The main actions of estradiol are: the proliferation of the endometrium, effects  on the vagina and mammary gland; it also plays a role in preventing osteoporosis and cardiovascular risk reduction.

Estradiol is produced primarily in the ovary (follicle, corpus luteum), but small amounts are formed in the testes and adrenal cortex. In pregnancy estrogens are produced mainly by the placenta. Approximately 98% of the estradiol is bound to sex hormone binding globulin (SHBG = sex hormone-binding globulin).

Estradiol levels increase during the follicular phase of the menstrual cycle closely related to the growth and development of ovarian follicle. At this stage estradiol exerts a negative feedback on the pituitary, resulting in decreases in FSH levels. In the late follicular phase a dramatic increase in estradiol concentration takes place, at which the feedback becomes positive and produces a marked secretion of FSH and LH in particular, that will trigger ovulation.

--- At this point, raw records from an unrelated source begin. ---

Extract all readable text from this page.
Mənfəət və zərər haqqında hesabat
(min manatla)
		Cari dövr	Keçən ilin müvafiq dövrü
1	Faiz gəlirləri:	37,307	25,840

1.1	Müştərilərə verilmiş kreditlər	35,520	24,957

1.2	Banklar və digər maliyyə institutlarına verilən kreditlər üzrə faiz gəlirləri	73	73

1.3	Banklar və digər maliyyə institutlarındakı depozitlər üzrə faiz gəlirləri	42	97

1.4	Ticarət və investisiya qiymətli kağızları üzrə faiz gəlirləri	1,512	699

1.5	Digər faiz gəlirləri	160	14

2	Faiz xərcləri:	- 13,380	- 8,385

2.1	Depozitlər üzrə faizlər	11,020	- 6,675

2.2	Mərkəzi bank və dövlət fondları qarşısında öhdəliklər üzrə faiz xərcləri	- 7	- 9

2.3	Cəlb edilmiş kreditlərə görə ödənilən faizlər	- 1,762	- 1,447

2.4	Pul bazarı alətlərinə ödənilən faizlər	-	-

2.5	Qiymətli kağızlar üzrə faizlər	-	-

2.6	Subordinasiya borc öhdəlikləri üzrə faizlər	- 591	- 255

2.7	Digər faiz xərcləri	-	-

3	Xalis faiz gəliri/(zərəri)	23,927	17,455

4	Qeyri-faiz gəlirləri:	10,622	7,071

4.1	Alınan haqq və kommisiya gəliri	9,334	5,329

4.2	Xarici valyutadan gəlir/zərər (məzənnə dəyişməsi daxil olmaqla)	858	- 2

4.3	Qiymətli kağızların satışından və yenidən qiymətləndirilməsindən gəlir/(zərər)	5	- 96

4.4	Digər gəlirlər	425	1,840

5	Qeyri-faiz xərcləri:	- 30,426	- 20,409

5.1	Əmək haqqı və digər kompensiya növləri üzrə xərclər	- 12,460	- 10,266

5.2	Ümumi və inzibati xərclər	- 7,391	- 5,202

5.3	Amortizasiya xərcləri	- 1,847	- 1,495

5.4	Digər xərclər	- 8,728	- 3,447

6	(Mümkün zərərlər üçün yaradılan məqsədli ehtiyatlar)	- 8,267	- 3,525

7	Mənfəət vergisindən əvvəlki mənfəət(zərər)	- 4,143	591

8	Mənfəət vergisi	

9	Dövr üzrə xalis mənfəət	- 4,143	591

After ovulation, estradiol levels initially present a marked decrease, but then increase as the corpus luteum forms. At the end of the menstrual cycle a significant decrease in estrogen levels is seen, awaiting the initiation of the next follicular phase. The level of estrogen at menopause is generally low due to diminished ovarian production.

In men estradiol is produced by the testes. Due to the increase of body fat high levels of estradiol may be recorded, due to increased peripheral aromatization of androgens. In men estradiol levels may increase with excessive consumption of marijuana, alcohol or prescribed drugs (phenothiazines and spironolactone).

Dramatic increases in estradiol can be seen both in men and women in different germ cell tumors or gonadal tumors.

Recommendations for determination of estradiol

For men: fertility disorders, diseases of the hypothalamic-pituitary-gonadal axis, gynecomastia, testicular tumors and adrenal hyperplasia.

In women: fertility disorders, disorders of the hypothalamic-pituitary-gonadal axis , gynecomastia, ovarian and adrenal hyperplasia.

Estradiol levels are used routinely to monitor ovulation during follicular stimulation for patients that are under treatment for assisted reproduction techniques.

Method: ELISA

Reference values ​​- dependent on age and sex, and in women during their menstrual cycle, respectively pregnancy:

Conversion factors: pmol / L x 0.273 = pg / ml (ng / L); pg / ml x 3.67 = pmol / L; pg / mL = ng / L.